Some of it echoes Xavier Herbert, or perhaps the converse in the sense of being fictionalised didacticism rather than didactic fiction. For instance local man Flynn is some kind of genius, something like Prindy. But what is his dreaming? Similarly Ukrainian Arkady, who asserts that Australia would've been so much better off if it had been colonised by a people who weren't scared by expanses of land (i.e., not island people like the British) — leaving the place unexploited by Europeans is, however, not an option. John Hanlon here is Herbert's commie Pat Hannaford. But Chatwin shows no awareness of Herbert.

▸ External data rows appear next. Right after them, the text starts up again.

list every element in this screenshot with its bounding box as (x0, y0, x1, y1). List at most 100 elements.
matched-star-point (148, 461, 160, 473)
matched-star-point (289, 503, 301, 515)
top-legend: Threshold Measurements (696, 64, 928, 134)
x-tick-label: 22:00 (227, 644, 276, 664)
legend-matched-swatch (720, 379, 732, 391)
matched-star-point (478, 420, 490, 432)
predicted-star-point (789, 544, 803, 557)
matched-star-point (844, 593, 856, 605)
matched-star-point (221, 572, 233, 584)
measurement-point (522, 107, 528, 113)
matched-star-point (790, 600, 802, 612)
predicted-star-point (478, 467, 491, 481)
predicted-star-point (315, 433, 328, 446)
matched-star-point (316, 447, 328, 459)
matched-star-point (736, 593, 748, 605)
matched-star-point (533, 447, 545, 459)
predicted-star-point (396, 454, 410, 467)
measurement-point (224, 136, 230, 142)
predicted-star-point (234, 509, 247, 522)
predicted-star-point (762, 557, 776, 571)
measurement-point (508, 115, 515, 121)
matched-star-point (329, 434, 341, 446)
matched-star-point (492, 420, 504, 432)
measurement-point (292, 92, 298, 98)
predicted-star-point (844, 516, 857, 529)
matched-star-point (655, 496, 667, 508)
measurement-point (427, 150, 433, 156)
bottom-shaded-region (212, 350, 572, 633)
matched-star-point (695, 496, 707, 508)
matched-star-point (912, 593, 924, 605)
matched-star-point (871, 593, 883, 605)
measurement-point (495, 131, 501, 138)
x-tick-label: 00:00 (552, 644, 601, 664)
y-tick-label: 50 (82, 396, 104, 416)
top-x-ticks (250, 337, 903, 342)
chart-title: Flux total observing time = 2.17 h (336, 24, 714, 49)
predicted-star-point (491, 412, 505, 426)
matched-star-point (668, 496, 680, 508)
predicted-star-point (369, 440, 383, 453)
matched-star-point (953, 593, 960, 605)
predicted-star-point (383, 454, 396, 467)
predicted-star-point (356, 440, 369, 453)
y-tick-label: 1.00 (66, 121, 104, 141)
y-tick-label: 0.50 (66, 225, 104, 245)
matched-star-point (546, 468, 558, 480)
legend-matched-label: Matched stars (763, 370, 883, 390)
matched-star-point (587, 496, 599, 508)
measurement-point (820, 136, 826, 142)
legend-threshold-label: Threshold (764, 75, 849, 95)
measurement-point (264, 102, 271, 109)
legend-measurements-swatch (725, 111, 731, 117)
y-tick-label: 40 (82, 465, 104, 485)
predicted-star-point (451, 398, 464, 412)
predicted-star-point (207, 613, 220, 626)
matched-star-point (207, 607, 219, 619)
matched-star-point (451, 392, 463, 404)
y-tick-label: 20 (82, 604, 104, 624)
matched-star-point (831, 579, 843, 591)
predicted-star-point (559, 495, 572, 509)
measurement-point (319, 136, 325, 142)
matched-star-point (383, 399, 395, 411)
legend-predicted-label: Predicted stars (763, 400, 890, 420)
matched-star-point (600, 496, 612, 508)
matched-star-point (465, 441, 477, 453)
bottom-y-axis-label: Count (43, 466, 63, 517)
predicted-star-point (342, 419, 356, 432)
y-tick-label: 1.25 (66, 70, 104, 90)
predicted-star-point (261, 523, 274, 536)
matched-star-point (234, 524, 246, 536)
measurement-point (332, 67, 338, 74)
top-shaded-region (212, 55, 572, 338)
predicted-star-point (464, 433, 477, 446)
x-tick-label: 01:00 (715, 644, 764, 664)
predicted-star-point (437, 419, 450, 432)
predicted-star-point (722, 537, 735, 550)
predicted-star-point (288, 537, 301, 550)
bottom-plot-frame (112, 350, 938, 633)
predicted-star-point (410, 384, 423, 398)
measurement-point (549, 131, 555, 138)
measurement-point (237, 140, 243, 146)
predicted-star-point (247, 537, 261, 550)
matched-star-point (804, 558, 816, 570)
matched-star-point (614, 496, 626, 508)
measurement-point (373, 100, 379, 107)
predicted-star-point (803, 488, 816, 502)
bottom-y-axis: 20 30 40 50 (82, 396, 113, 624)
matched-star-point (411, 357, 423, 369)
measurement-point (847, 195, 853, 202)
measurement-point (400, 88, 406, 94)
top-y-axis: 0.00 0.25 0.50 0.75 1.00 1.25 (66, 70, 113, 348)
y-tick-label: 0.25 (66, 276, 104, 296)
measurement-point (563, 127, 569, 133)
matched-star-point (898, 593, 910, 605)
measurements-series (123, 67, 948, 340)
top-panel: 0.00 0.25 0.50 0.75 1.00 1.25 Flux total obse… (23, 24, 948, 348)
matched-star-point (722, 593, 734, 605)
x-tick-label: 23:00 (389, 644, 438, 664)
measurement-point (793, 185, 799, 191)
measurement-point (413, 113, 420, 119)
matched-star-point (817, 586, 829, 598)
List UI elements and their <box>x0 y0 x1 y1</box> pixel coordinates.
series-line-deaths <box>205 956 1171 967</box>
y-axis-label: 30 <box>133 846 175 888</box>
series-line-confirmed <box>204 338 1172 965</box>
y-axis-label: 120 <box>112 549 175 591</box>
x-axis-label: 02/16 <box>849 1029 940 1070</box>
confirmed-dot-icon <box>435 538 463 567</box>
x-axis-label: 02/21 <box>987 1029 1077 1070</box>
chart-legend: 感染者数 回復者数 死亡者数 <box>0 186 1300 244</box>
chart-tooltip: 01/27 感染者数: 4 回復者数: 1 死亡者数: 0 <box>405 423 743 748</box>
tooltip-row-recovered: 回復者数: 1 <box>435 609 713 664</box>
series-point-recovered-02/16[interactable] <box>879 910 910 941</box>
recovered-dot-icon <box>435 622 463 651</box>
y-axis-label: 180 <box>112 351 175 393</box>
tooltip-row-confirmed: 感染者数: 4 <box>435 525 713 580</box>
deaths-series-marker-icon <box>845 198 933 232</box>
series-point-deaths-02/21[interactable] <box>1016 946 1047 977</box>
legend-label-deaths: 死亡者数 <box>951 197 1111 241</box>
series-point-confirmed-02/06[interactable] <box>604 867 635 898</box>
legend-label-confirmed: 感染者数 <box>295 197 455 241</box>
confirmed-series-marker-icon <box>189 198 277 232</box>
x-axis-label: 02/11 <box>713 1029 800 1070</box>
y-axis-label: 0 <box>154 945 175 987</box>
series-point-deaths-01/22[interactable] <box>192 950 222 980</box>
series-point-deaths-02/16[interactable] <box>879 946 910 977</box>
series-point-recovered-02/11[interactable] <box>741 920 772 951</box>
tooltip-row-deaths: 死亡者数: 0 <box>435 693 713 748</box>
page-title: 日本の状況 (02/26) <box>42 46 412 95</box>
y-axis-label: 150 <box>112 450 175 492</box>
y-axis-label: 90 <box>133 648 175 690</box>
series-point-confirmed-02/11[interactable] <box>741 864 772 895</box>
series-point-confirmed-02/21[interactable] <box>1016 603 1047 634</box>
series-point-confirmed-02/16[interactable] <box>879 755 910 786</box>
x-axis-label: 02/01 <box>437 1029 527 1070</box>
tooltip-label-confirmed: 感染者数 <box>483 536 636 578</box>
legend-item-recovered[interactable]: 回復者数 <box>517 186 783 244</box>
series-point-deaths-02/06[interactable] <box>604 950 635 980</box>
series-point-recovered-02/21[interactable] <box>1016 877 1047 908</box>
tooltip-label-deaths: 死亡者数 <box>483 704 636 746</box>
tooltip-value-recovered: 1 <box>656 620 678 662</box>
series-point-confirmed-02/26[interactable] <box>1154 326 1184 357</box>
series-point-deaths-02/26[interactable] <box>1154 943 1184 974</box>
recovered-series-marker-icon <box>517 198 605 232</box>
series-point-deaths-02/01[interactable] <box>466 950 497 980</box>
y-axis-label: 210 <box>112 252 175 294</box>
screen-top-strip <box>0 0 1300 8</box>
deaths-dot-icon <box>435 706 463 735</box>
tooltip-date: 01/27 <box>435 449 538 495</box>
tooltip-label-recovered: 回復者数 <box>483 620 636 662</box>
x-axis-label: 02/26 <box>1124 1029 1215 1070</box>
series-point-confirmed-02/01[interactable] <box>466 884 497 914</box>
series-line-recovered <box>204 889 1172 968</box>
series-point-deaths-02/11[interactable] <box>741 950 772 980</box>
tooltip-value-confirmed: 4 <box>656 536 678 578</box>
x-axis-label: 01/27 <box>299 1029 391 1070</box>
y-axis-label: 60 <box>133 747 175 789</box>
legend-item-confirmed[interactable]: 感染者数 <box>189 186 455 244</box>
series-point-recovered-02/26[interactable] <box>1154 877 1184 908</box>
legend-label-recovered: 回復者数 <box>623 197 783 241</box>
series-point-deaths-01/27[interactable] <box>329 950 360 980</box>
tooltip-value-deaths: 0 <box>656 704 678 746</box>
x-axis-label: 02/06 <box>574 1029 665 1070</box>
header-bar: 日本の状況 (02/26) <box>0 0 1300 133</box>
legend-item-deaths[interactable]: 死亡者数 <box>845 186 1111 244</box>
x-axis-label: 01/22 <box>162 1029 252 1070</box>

Reviews and commentary are legion. Goodreads. Many are also irritated by the commingling of fact and fiction. Walter Goodman and Andrew Harvey at the time. The latter speaks of how other Englanders were drawn to Chatwin, how rickety the whole show is, and pulls the choice quote that was stuffed into the mouth of Arkady: "The world, if it has a future, has an ascetic future."
More recent retrospectives: Richard Cooke expands on everything, and observes that Chatwin quickly passed into history. He says Flynn was based on Pat Dodson. Paul Daley also in 2017. Philip Jones too. There are plenty more.
Jones refers to A.P. Elkin's attempt to capture Aboriginal "Dreaming" but neither Jones nor Chatwin make the obvious connection to Plato's cave. There are also echoes of an unchanging Creation, an essential stasis, that is now strongly held by some Christians. It bothers me that no source I've yet found explains why the "songline" knowledge is so sacred or dangerous to share with the uninitiated; as presented here and elsewhere it is survival stuff. Similarly Chatwin's claims that "songlines" are the personal property of individuals that cannot be transferred but can be lent out etc. strikes me as metaphorical at best. Yes, the "songline" concept has never been particularly truthy.